Largest battery energy storage project in Sweden planned for H1 2024
Newly formed energy storage developer Ingrid Capacity is building a 70MW battery storage facility in Sweden for a H1 2024 delivery date, the largest planned in the Nordics.
The company is planning a one-hour system for an interconnection point managed by the electricity company E.ON, the German company headquartered in Karlshamn on the south coast. It will use lithium-ion battery cells and although the company has not firmed up its chemistry or supplier of choice, lithium iron phosphate (LFP) is thought to be likely.
With 70MW/70MWh, the battery storage system is significantly larger than the largest operational facilities in Sweden today, which have an output of approximately 5MW, i.a. Vattenfall’s 5MW/20MWh system in Uppsala and Primrock’s 5.4MW unit in Falkenberg on the east coast.

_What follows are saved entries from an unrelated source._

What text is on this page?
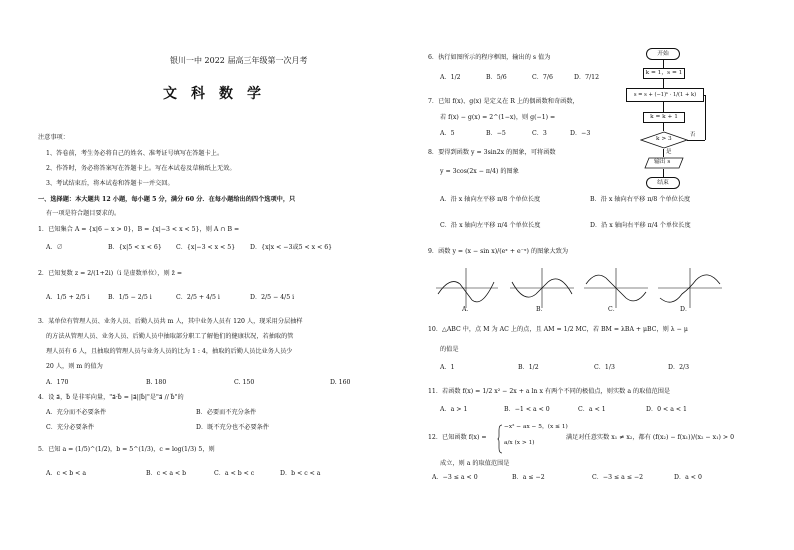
银川一中 2022 届高三年级第一次月考
文科数学
注意事项：
1、答卷前，考生务必将自己的姓名、准考证号填写在答题卡上。
2、作答时，务必将答案写在答题卡上。写在本试卷及草稿纸上无效。
3、考试结束后，将本试卷和答题卡一并交回。
一、选择题：本大题共 12 小题，每小题 5 分，满分 60 分．在每小题给出的四个选项中，只
有一项是符合题目要求的。
1．已知集合 A = {x|6 − x > 0}，B = {x|−3 < x < 5}，则 A ∩ B =
A．∅	B．{x|5 < x < 6} C．{x|−3 < x < 5} D．{x|x < −3或5 < x < 6}
2．已知复数 z = 2/(1+2i)（i 是虚数单位），则 z̄ =
A．1/5 + 2/5 i	B．1/5 − 2/5 i	C．2/5 + 4/5 i	D．2/5 − 4/5 i
3．某单位有管理人员、业务人员、后勤人员共 m 人，其中业务人员有 120 人，现采用分层抽样
的方法从管理人员、业务人员、后勤人员中抽取部分职工了解他们的健康状况，若抽取的管
理人员有 6 人，且抽取的管理人员与业务人员的比为 1 : 4，抽取的后勤人员比业务人员少
20 人，则 m 的值为
A．170	B. 180	C. 150	D. 160
4．设 a⃗，b⃗ 是非零向量，"a⃗·b⃗ = |a⃗||b⃗|"是"a⃗ // b⃗"的
A．充分而不必要条件	B．必要而不充分条件
C．充分必要条件	D．既不充分也不必要条件
5．已知 a = (1/5)^(1/2)，b = 5^(1/3)，c = log(1/3) 5，则
A．c < b < a	B．c < a < b	C．a < b < c	D．b < c < a
6．执行如图所示的程序框图，输出的 s 值为
A．1/2	B．5/6	C．7/6	D．7/12
7．已知 f(x)、g(x) 是定义在 R 上的偶函数和奇函数，
若 f(x) − g(x) = 2^(1−x)，则 g(−1) =
A．5	B．−5	C．3	D．−3
8．要得到函数 y = 3sin2x 的图象，可将函数
y = 3cos(2x − π/4) 的图象
A．沿 x 轴向左平移 π/8 个单位长度	B．沿 x 轴向右平移 π/8 个单位长度
C．沿 x 轴向左平移 π/4 个单位长度	D．沿 x 轴向右平移 π/4 个单位长度
9．函数 y = (x − sin x)/(eˣ + e⁻ˣ) 的图象大致为
A．	B．	C．	D．
10．△ABC 中，点 M 为 AC 上的点，且 AM = 1/2 MC，若 BM = λBA + μBC，则 λ − μ
的值是
A．1	B．1/2	C．1/3	D．2/3
11．若函数 f(x) = 1/2 x² − 2x + a ln x 有两个不同的极值点，则实数 a 的取值范围是
A．a > 1	B．−1 < a < 0	C．a < 1	D．0 < a < 1
12．已知函数 f(x) =
−x² − ax − 5，(x ≤ 1)
a/x (x > 1)
满足对任意实数 x₁ ≠ x₂，都有 (f(x₂) − f(x₁))/(x₂ − x₁) > 0
成立，则 a 的取值范围是
A．−3 ≤ a < 0	B．a ≤ −2	C．−3 ≤ a ≤ −2	D．a < 0
开始
k = 1，s = 1
s = s + (−1)ᵏ · 1/(1 + k)
k = k + 1
k > 3
否
是
输出 s
结束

More, larger systems are planned including a 10MW/11.9MWh system from Alfen but Ingrid Capacities is the largest publicly announced. The driving force behind these projects is a growing amount of intermittent generation on the Swedish grid, which is managed by the grid operator (TSO) Svenska kraftnät.
Balancing services have historically been provided by the country’s large portfolio of pumped hydro storage (PHES), but balancing needs have begun to outgrow this, creating a need for easier to build flexibility assets such as energy storage.
“Energy storage with batteries is absolutely crucial to meeting the need for an electrified society where fossil-free energy sources, such as wind and solar energy, must make up the majority of the energy mix,” says Nicklas Bäcker, head of strategy at Ingrid Capacitance.
He added that with the expansion of a system of this size, Svenska kraftnät’s “…need to create balance in the national grids is also facilitated. The electricity grids are stabilized by storing energy in batteries at low current consumption and then driving it to energy at power peaks, locally, regionally and nationally.”
The battery storage system will provide grid balancing services such as frequency response, market energy trading services and local flexibility services to help distribution system operators (DSOs) optimize the local grid.
Demand for electricity will also grow strongly in Sweden as the country electrifies industries such as transport. Local grid operator Karlshamn Energi said the resort has no current capacity issues but expects peak power demand to almost double from 22MW to 38-40MW by 2040.
Bäcker told Swedish media that Ingrid Capacity plans to distribute around 2 GW of energy storage in the Nordics. The company’s shareholders include the property developer Engelbrekt Utveckling and the securities companies Springbacka and Neptunia.